Von Nikolaus Piper

Besuchen Sie uns bald in unserem befreiten Land." So sagte vorigen Freitag ein Moskauer Manager, als er sein Telephongespräch mit einer Unternehmensberaterin in Frankfurt beendete. Das Scheitern des Drei-Tage-Putsches hat auf einen Schlag das Gesicht jenes Sechstels der Erde geändert, das einmal die Sowjetunion ausmachte. Der Kommunismus als politische Macht ist tot, der Weg zu Demokratie und Marktwirtschaft grundsätzlich geebnet. Gleichzeitig jedoch war die Gefahr noch nie so groß, daß die Alpträume der russischen Geschichte – Chauvinismus, Bürgerkrieg und Despotie – die Völker noch einmal einholen.

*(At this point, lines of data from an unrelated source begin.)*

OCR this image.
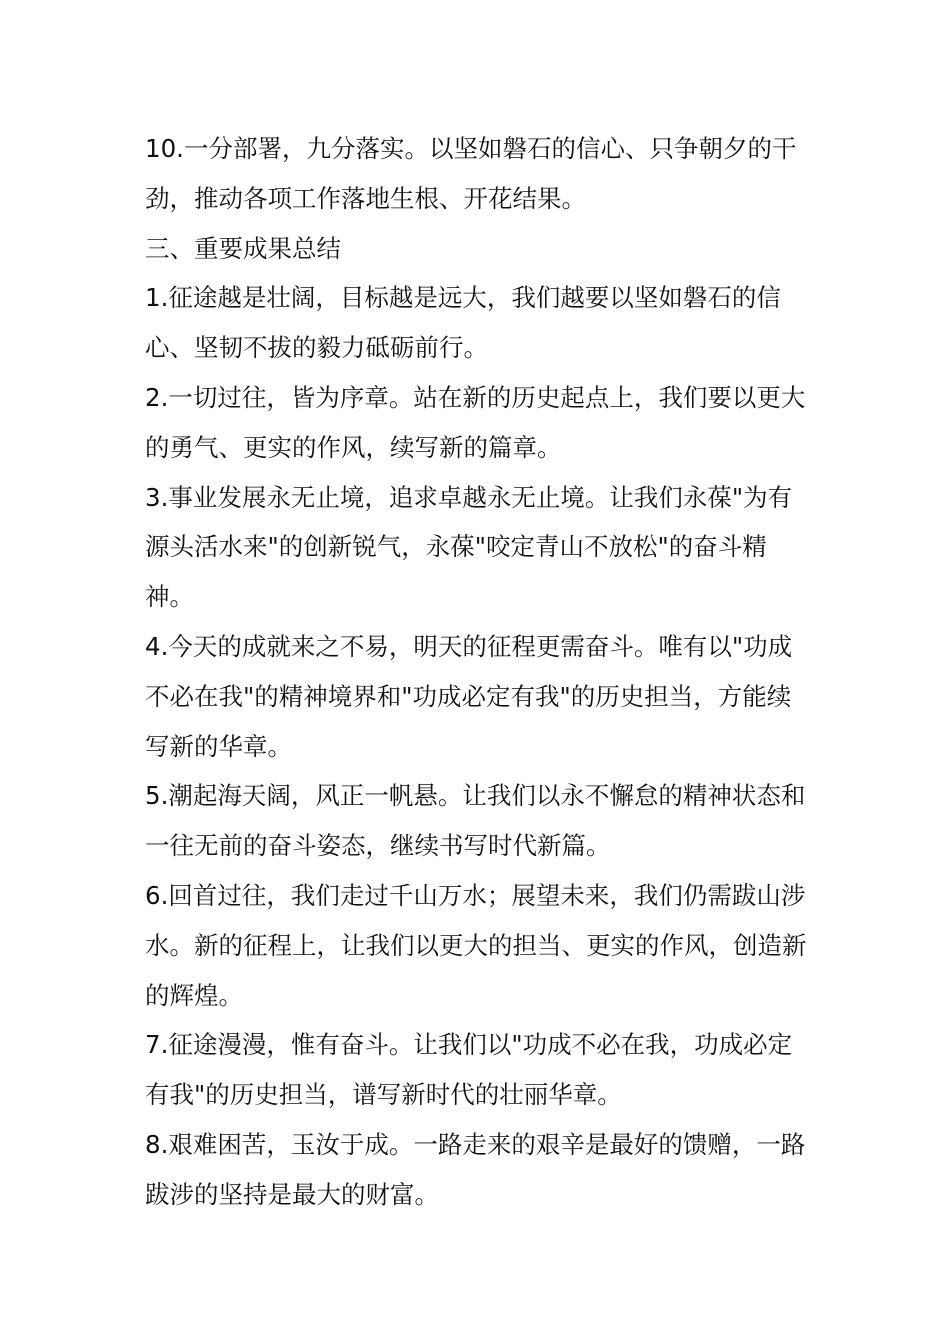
10.一分部署，九分落实。以坚如磐石的信心、只争朝夕的干劲，推动各项工作落地生根、开花结果。

三、重要成果总结

1.征途越是壮阔，目标越是远大，我们越要以坚如磐石的信心、坚韧不拔的毅力砥砺前行。

2.一切过往，皆为序章。站在新的历史起点上，我们要以更大的勇气、更实的作风，续写新的篇章。

3.事业发展永无止境，追求卓越永无止境。让我们永葆"为有源头活水来"的创新锐气，永葆"咬定青山不放松"的奋斗精神。

4.今天的成就来之不易，明天的征程更需奋斗。唯有以"功成不必在我"的精神境界和"功成必定有我"的历史担当，方能续写新的华章。

5.潮起海天阔，风正一帆悬。让我们以永不懈怠的精神状态和一往无前的奋斗姿态，继续书写时代新篇。

6.回首过往，我们走过千山万水；展望未来，我们仍需跋山涉水。新的征程上，让我们以更大的担当、更实的作风，创造新的辉煌。

7.征途漫漫，惟有奋斗。让我们以"功成不必在我，功成必定有我"的历史担当，谱写新时代的壮丽华章。

8.艰难困苦，玉汝于成。一路走来的艰辛是最好的馈赠，一路跋涉的坚持是最大的财富。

Die Wirtschaft der fünfzehn Republiken befindet sich im freien Fall. Das Bruttosozialprodukt der Sowjetunion sank in der ersten Jahreshälfte um zehn Prozent, die Produktion in der Landwirtschaft um elf Prozent. Der im vergangenen Jahr befürchtete Hungerwinter könnte nun wirklich die Menschen heimsuchen. Um nicht weniger als zwanzig Prozent wird das Sozialprodukt in diesem Jahr insgesamt sinken, schreiben Sowjetkenner des Kölner Bundesinstituts für ostwissenschaftliche und internationale Studien in einer Expertise, die noch vor dem Scheitern des Putsches abgeschlossen wurde. Besonders kritisch sei der Zusammenbruch der Investitionen. 331 Großprojekte sollten dieses Jahr abgeschlossen werden – bisher gelang dies nur bei dreien; 99 Projekte waren schon aus dem vergangenen Jahr überfällig, nur 5 davon sind inzwischen fertig.

Beim Sturz ins Bodenlose wirkten mehrere Faktoren zusammen: Das Fehlen und die Fehlleitung von Investitionen unter dem alten Regime ließen Maschinen und Infrastruktur überaltern. Dies behindert nun zunehmend die Produktion. Der niedrige Ölpreis senkte die Devisenerlöse. Wiederholt standen während Streiks und Unruhen die Räder still. Vor allem aber beseitigte die Perestrojka das alte Kommandosystem in der Wirtschaft – ohne aber neue, marktwirtschaftliche Spielregeln zu etablieren.

Zwar hat nun die demokratische Revolution die Voraussetzungen dafür geschaffen, daß die Ökonomen den Kampf gegen die Wirtschaftskatastrophe überhaupt aufnehmen können. Doch zunächst hat sie ein riesiges Wirtschaftsproblem hinzugefügt – die überstürzte Flucht fast aller Republiken in die Unabhängigkeit.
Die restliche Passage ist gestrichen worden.